Un Beckett destructor
Podrán algunos aprender de sus cartas porque asistimos a la creación de una poética radical Pensamos: eso sí que en verdad es un escritor joven
En París, Gallimard ha editado el primero de los cuatro volúmenes que han de acoger una quinta parte de las más de quince mil cartas que Samuel Beckett escribiera y que inicialmente él prohibió publicar, aunque más tarde flexibilizó su decisión.
En Reino Unido, la editorial es Cambridge University Press, y ahí llevan ya dos volúmenes. El segundo, según me dijera este verano Daniel Gunn, especialista en esa correspondencia, es aún mejor que el primero, porque ahí está ya presente el Beckett que camina en una noche de tormenta hasta un último muelle y tiene una revelación que va a cambiar el curso de su escritura.
El primer tomo de Gallimard lo he ido leyendo a lo largo de estos últimos días y me ha convertido en sereno testigo alucinado de un violento y complejo proceso de extirpación de toda tiranía matriarcal, familiar, nacional, estatal, con el consiguiente abandono de la plomiza lengua nativa, también de la patria somnífera, de los grandes maestros espesos, de Irlanda misma en su totalidad, y de todo lo demás, incluida cualquier esperanza.
Ese primer tomo, que podría haberse llamado Inicio de partida, en guiño a Fin de partida (su famosa obra teatral), presenta las dudas de un artista incipiente que se va desembarazando de los dogmas más manoseados, y lo hace con su atracción por el silencio, pero también con su tendencia a ir hacia la palabra, aún sabiendo que “no hay narración, todo es falso, no hay nadie, no hay nada”.
Podrán algunos aprender de estas páginas porque asistimos a la creación de una poética radical por parte del primer Beckett. Pensamos: eso sí que en verdad es un escritor joven.
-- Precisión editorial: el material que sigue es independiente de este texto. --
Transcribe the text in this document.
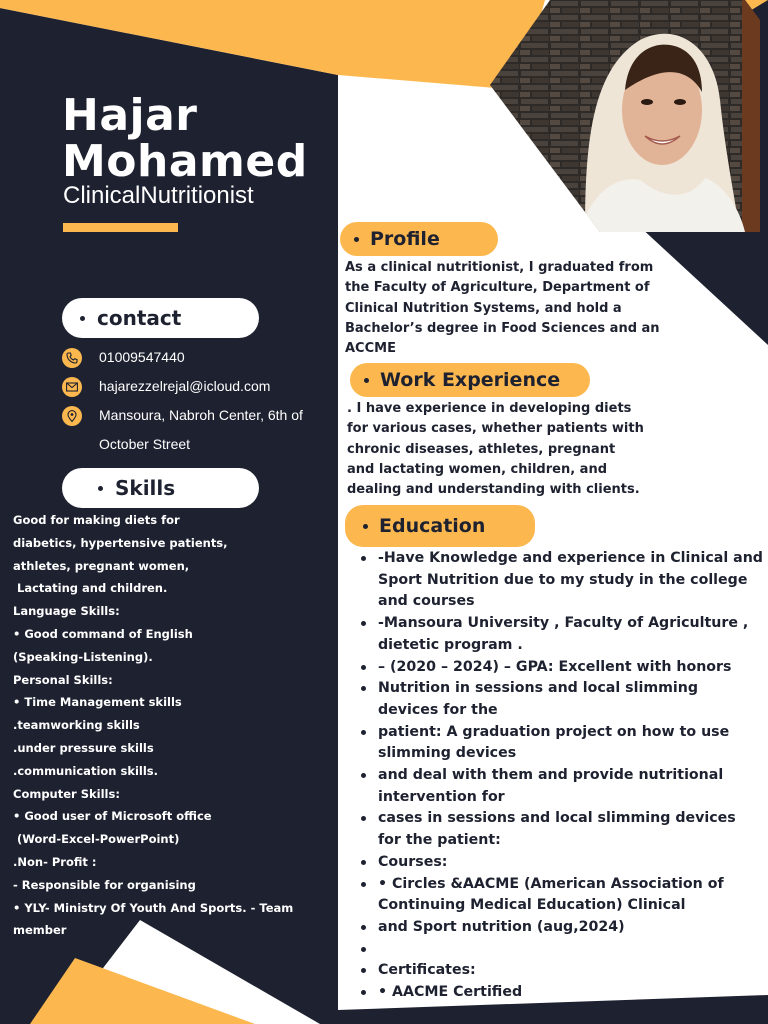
Hajar
Mohamed
ClinicalNutritionist
contact
01009547440
hajarezzelrejal@icloud.com
Mansoura, Nabroh Center, 6th of October Street
Skills
Good for making diets for
diabetics, hypertensive patients,
athletes, pregnant women,
Lactating and children.
Language Skills:
• Good command of English
(Speaking-Listening).
Personal Skills:
• Time Management skills
.teamworking skills
.under pressure skills
.communication skills.
Computer Skills:
• Good user of Microsoft office
(Word-Excel-PowerPoint)
.Non- Profit :
- Responsible for organising
• YLY- Ministry Of Youth And Sports. - Team member
Profile
As a clinical nutritionist, I graduated from the Faculty of Agriculture, Department of Clinical Nutrition Systems, and hold a Bachelor’s degree in Food Sciences and an ACCME
Work Experience
. I have experience in developing diets for various cases, whether patients with chronic diseases, athletes, pregnant and lactating women, children, and dealing and understanding with clients.
Education
-Have Knowledge and experience in Clinical and Sport Nutrition due to my study in the college and courses
-Mansoura University , Faculty of Agriculture , dietetic program .
– (2020 – 2024) – GPA: Excellent with honors
Nutrition in sessions and local slimming devices for the
patient: A graduation project on how to use slimming devices
and deal with them and provide nutritional intervention for
cases in sessions and local slimming devices for the patient:
Courses:
• Circles &AACME (American Association of Continuing Medical Education) Clinical
and Sport nutrition (aug,2024)
Certificates:
• AACME Certified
Sus destructoras cartas, que tumban con destreza todo tipo de estupideces solemnes, van revelando la formación de una voz propia. Asistimos en ellas a los sucesivos golpes que representaron los primeros rechazos editoriales de sus libros (“Estaría dispuesto a mutilar el texto, e incluso a cambiar el título”), al tiempo que nos impregnamos de su inagotable pasión por la lectura (“leo como un verdadero loco”), sus exasperadas visitas al Louvre o a la National Gallery, su amistad con los hermanos Van Velde, o con el pintor Jack B. Yeats y, esencialmente, con Thomas McGreevy (“Tom”), su principal confidente.
Leer estas cartas es ver a Beckett cruzar por diferentes escenarios culturales (Dublín, Londres, París, y hasta Kassel, donde vive su prima Maggie Sinclair, de la que se ha enamorado) y por pasajes y callejones extraños, hasta salir de ellos siempre rebotado hacia los más distintos exilios:
“Todos los grupos son horribles”.
“Que no. Que hay que huir de la provincia”
“Soy raro, no quiero a nadie”.
“No sabes cómo detesto Londres”.
En ocasiones aparece un Beckett con dudas excesivas sobre su penúltimo poema o su último amor, pero no es algo que angustie especialmente, porque le intuimos ya próximo a aquella epifanía que le alcanzó en el último muelle de una noche decisiva: aquella revelación que (continuará en el segundo tomo) transformaría radicalmente su vida.